Wine making lesson no.1 – how to make rosé wine! The colour in wine comes from the grape skins. The pulp and juice inside the grape is clear, so when a grape (even a black one) arrives in the winery after harvest and is pressed the juice is clear. That’s why Champagne is white when two of the three grapes used to make it are black – Pinot Noir and Pinot Meunier. The other grape used in Champagne is Chardonnay by the way. To make red wine, the black grapes (like Pinot Noir, Cabernet Sauvignon or Merlot) are crushed and the juice, or must, is left in contact with the skins for two to three weeks in order to extract colour, amongst other things. The longer the extraction the more colour. For rosé, the juice remains in contact with the skins for much less time – normally two to three days. Just long enough to the give the wine a little colour and to keep the lovely, fresh and deliciously bright fruit flavours of strawberry and cherry. It is also possible to blend a little red wine with white wine to make rosé although this is not so common with still rosé and more frequently used when making rosé Champagne.
The trick is to get enough colour without losing all those wonderful fresh fruit flavours – strawberries and cream – perfect for Wimbledon- freshly picked cherries and delightful vibrant acidity. Rosé is all about pleasure and feeling good. The wines are rarely complex but that doesn’t make them any less enjoyable. A bottle of Loire rosé is perfect with some cheese, charcuterie and large bowl of freshly made salad with a dressing of olive oil, lemon, white wine, honey and mustard in the garden with friends. It’s all about balance between those vibrant, racy fresh fruit flavours and enough acidity to cut through it and hold it all together. The fruit on its own without the acidity will taste cloying and a bit like sucking on a boiled sweet.
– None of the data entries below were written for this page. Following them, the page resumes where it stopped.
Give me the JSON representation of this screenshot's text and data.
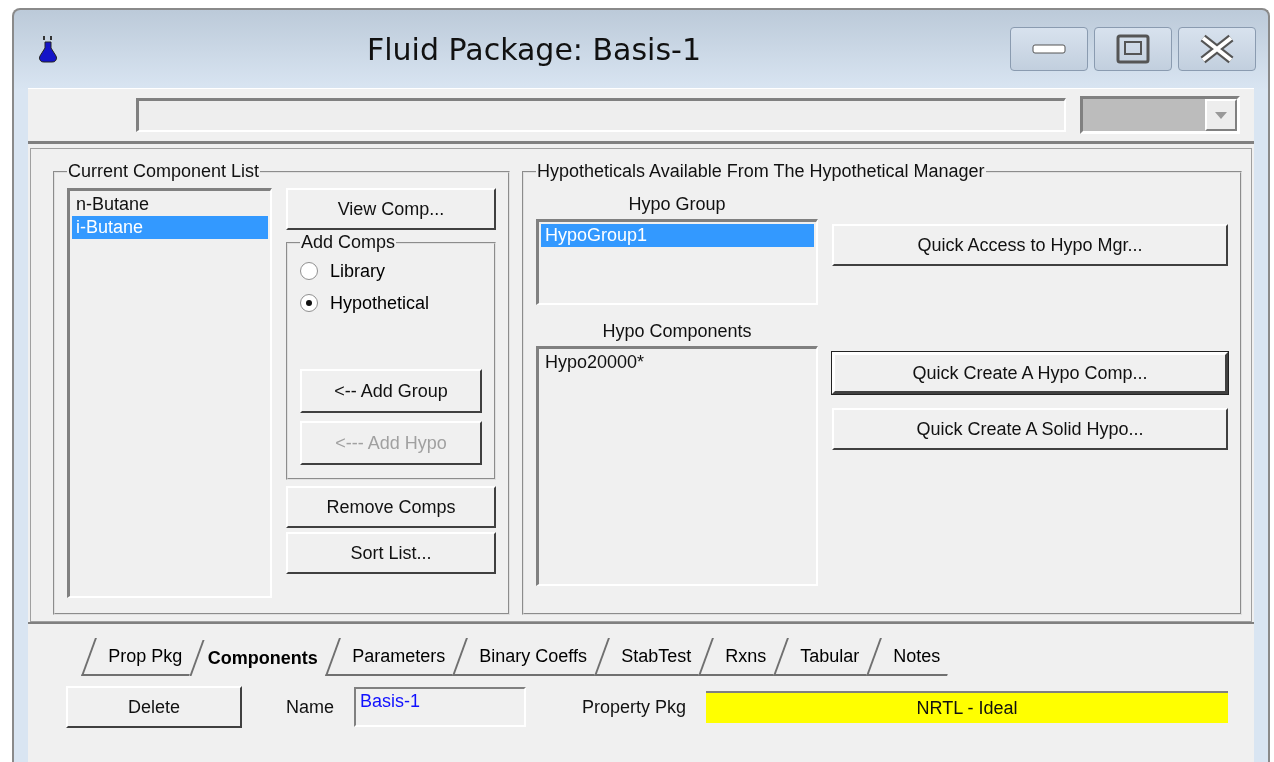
{
  "window": {
    "title": "Fluid Package: Basis-1"
  },
  "component_list": {
    "title": "Current Component List",
    "items": [
      {
        "label": "n-Butane",
        "selected": false
      },
      {
        "label": "i-Butane",
        "selected": true
      }
    ]
  },
  "view_button": {
    "label": "View Comp..."
  },
  "add_comps": {
    "title": "Add Comps",
    "options": [
      {
        "label": "Library",
        "selected": false
      },
      {
        "label": "Hypothetical",
        "selected": true
      }
    ],
    "buttons": [
      {
        "label": "<-- Add Group",
        "disabled": false
      },
      {
        "label": "<--- Add Hypo",
        "disabled": true
      }
    ]
  },
  "list_buttons": [
    {
      "label": "Remove Comps"
    },
    {
      "label": "Sort List..."
    }
  ],
  "hypotheticals": {
    "title": "Hypotheticals Available From The Hypothetical Manager",
    "hypo_group": {
      "label": "Hypo Group",
      "items": [
        {
          "label": "HypoGroup1",
          "selected": true
        }
      ]
    },
    "hypo_components": {
      "label": "Hypo Components",
      "items": [
        {
          "label": "Hypo20000*",
          "selected": false
        }
      ]
    },
    "buttons": [
      {
        "label": "Quick Access to Hypo Mgr...",
        "focused": false
      },
      {
        "label": "Quick Create A Hypo Comp...",
        "focused": true
      },
      {
        "label": "Quick Create A Solid Hypo...",
        "focused": false
      }
    ]
  },
  "tabs": [
    {
      "label": "Prop Pkg",
      "selected": false
    },
    {
      "label": "Components",
      "selected": true
    },
    {
      "label": "Parameters",
      "selected": false
    },
    {
      "label": "Binary Coeffs",
      "selected": false
    },
    {
      "label": "StabTest",
      "selected": false
    },
    {
      "label": "Rxns",
      "selected": false
    },
    {
      "label": "Tabular",
      "selected": false
    },
    {
      "label": "Notes",
      "selected": false
    }
  ],
  "footer": {
    "delete_button": "Delete",
    "name_label": "Name",
    "name_value": "Basis-1",
    "property_pkg_label": "Property Pkg",
    "property_pkg_value": "NRTL - Ideal"
  }
}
Freshness is the key.
I have many favourites but here a few: I know everyone gets very excited about Provencal rosé but I’ll start with my favourite – the Loire Valley. The combination of the cooler climate and the amazing Pinot Noir means you get outstanding rosé. At the lower end look for Vin de Pays Pinot Noir Rose – we have one called La Petite Perriere Pinot Noir Rose 2015. Absolutely delicious at under £10 per bottle. The best Loire rosé are from Sancerre and will cost you around £15 per bottle but well worth it. They always have superb fruit flavour.
And what about Provence Rosé – yes there is something about the stunning countryside, wonderful weather, superb food and famous rosé. Be careful, you pay a premium for Provencal rosé, some of the prices are crazy and the quality is mixed. Some of the wines are reaching cult status, like Domaine Ott which can be more than £30 per bottle. Chateau d’Esclans Garrus Rosé is over £60 per bottle – that’s for a rosé – although it is unbelievably good. From the same producer you can buy the extremely good Whispering Angel Provence Rosé for around under £20 – it’s fairly widely available. Waitrose sell the beautifully made Mirabeau Provence Rose made by Stephen Cronk. Matthew Dukes described the wine as ‘heart achingly beautiful’ – I don’t know about that but it is very good! Stephen Cronk is the same person who became a YouTube sensation with over a million views by uploading a video demonstrating how to open a bottle of wine with a shoe. Very handy when you are out in the countryside having a picnic and have forgotten the bottle opener!!